Roethke once described the greenhouse as a tropics in the savage climate of Michigan. The first six poems of the greenhouse sequence show it to be precisely this: a closed artificial world concentrating and accelerating growth, in itself a morbid metaphor for the degrading biological processes of life. "Cuttings" is a poem written in two sections--an early and a later view of severed plants struggling to recover life. With a compulsive fascination, the poet watches, or rather imagines, the desperate effort of the delicate slips for growth beneath the seemingly dead and dried surface of sticks-in-a-drowse. With slow, tenacious energy, the plants penetrate the barrier into life in an atmosphere of pure suspension, as if the silent process had no relation to human time. As Roethke himself said: "Intensely seen, image becomes symbol." "Cuttings" discovers the unobtrusive, mysterious coming into being of all life as it "Pokes through a musty sheath / Its pale tendrilous horn."

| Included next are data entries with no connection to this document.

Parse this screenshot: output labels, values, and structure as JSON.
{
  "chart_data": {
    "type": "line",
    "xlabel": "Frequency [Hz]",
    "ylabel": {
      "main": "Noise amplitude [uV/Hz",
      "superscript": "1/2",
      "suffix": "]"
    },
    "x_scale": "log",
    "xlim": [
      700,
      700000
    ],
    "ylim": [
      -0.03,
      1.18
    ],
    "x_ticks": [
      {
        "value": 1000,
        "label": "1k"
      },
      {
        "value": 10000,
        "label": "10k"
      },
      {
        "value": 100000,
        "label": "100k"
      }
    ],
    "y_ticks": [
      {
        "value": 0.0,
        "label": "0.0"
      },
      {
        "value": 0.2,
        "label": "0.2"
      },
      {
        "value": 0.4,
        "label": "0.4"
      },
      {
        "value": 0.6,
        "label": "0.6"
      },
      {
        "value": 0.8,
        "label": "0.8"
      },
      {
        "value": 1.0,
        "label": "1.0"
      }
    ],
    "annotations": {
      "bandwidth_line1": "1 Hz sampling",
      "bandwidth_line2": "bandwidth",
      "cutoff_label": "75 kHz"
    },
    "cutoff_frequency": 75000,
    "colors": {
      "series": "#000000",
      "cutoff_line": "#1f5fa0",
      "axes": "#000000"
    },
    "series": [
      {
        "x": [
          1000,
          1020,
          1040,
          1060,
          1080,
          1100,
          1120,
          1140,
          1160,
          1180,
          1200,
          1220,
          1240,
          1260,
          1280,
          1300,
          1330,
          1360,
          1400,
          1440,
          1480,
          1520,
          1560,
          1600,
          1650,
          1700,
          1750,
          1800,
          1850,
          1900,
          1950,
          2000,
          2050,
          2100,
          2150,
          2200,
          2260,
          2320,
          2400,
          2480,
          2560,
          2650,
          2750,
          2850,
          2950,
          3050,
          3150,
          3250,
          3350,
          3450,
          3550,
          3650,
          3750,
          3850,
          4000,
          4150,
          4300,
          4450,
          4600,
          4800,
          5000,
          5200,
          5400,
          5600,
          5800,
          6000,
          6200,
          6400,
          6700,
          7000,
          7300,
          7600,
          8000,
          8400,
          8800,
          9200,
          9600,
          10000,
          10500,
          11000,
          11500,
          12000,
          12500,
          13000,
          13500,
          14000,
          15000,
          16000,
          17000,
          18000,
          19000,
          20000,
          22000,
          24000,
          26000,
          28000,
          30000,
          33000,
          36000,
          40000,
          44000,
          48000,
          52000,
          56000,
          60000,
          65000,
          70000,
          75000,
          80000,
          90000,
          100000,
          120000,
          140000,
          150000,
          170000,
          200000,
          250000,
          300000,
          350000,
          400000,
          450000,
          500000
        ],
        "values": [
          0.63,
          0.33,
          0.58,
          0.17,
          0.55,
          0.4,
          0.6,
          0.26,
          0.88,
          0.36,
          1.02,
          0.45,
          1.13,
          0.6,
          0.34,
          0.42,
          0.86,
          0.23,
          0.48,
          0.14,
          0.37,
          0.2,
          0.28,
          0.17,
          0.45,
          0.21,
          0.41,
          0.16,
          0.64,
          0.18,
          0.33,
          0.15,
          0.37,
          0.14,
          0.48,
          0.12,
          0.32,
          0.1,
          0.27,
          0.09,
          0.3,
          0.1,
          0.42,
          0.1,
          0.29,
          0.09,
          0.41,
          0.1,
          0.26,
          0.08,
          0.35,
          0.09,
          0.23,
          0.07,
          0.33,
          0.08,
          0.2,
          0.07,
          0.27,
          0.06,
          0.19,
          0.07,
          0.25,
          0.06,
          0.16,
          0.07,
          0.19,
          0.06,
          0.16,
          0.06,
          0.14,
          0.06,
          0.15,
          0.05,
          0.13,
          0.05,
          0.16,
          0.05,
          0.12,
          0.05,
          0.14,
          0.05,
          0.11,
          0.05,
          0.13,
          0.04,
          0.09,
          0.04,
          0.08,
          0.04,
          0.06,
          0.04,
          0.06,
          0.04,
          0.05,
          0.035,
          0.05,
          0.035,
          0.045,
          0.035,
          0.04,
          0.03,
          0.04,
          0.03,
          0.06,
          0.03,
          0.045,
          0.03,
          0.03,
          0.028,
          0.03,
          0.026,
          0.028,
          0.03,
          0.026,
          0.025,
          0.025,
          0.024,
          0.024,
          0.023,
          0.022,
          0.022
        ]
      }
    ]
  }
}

"Cuttings (Later)" recovers the process at a more advanced, more violent stage of pure incipience. Here, creation is a humiliation, with the plants "sucking" and "sobbing" in a struggle which the poet feels at the core of his own anatomy: "In my veins, in my bones I feel it." Roethke's analogy to the saint is remarkable, as though the biological struggle were a penitential process. The dead stems struggling to regain vitality are engaged in a naturalistic resurrection which he wishes to duplicate: "Slippery as fish, / I quail, lean to beginnings, sheath-wet." For the first time, he uses the metaphor of the fish, the irreducible denominator of all life, the half-way point, as it were, between plant and animal, which defines the interdependence of all living matter. It is as though he wishes to recover from the biological the pure unidirectional impulse toward life, but it is an impulse which is, at present, terrifying to him in its sheer tenacity.